A function of the Mathare Social Justice Center, a collective of community members and activists promoting social justice, its logo is a fist in a tree, representing how a weak seedling can grow to be big and strong.

Making a struggling community greener is no simple task. Obtaining funds to purchase seedlings – and finding them to buy, and places to plant them – are all challenges, along with accessing water and protecting the trees from animals, flooding and the dense, often uninterested population, Muthoki said.

Safety concerns, too, inhibit progress. The region, once used by freedom fighters and the Mau Mau for hiding weapons, is known for its violent crime and police brutality.

Mathare, Kenya.

The predominance of the color brown in Muthoki’s photos of Mathare’s dense shantytown structures stretching into the distance, sewage crossing an open dirt area, stands in stark contrast to the green lush in pictures of an adjacent, wealthy community called Muthaiga where houses are nestled in green lawns and abundant trees.

But Muthoki also has photos of where once-bare ground along a stone wall near a school in Mathare is covered in grass and shrubs, and another of where MGM has cleared away trash and created barriers to protect seedlings.

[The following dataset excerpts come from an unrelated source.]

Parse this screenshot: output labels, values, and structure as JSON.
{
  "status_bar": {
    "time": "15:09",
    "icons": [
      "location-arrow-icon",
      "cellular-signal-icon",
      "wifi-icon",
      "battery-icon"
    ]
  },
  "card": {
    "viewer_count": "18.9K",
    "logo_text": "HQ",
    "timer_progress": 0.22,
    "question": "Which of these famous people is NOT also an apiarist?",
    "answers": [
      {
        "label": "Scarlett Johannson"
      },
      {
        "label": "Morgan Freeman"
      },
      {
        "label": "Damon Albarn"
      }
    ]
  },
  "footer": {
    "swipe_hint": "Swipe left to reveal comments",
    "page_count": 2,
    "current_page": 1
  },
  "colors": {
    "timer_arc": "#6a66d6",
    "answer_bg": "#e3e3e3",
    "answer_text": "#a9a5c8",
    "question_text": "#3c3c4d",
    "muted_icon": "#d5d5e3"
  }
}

The organization purchases trees, often with the help of sponsors or NGOs, and has a small nursery for starting its own. It seeks to identify kinds of trees appropriate for local soils and needs, asks landowners to donate space for planting the trees, encourages locals – who must purchase any water they use – to recycle used water by watering seedlings, and is developing its communication and training operations to foster environmental consciousness and a communal sense of responsibility for the trees.

Arnold Muthogi spent his practicum, a requirement for EMU environmental sustainability majors, working in Kenya.

Muthoki planted trees in public places and, with the help of students, at schools where MGM hopes to promote environmental awareness in students. He also helped with forestation and cleanup projects in collaboration with local people and other organizations.

In spite of its many obstacles, the work has helped Muthoki realize that he is “in love with the environment,” and has provided a context for his academic studies.

“Gaining knowledge from EMU has really given me a starting point in being more environmentally conscious,” he said. “Working with MGM and seeing first hand how they try and change people’s lives using the environment has inspired me further, and will continue to do so even as I pursue further studies. Basically, EMU armed me with what I needed and all I had to so was apply it at MGM and see what difference I could make.”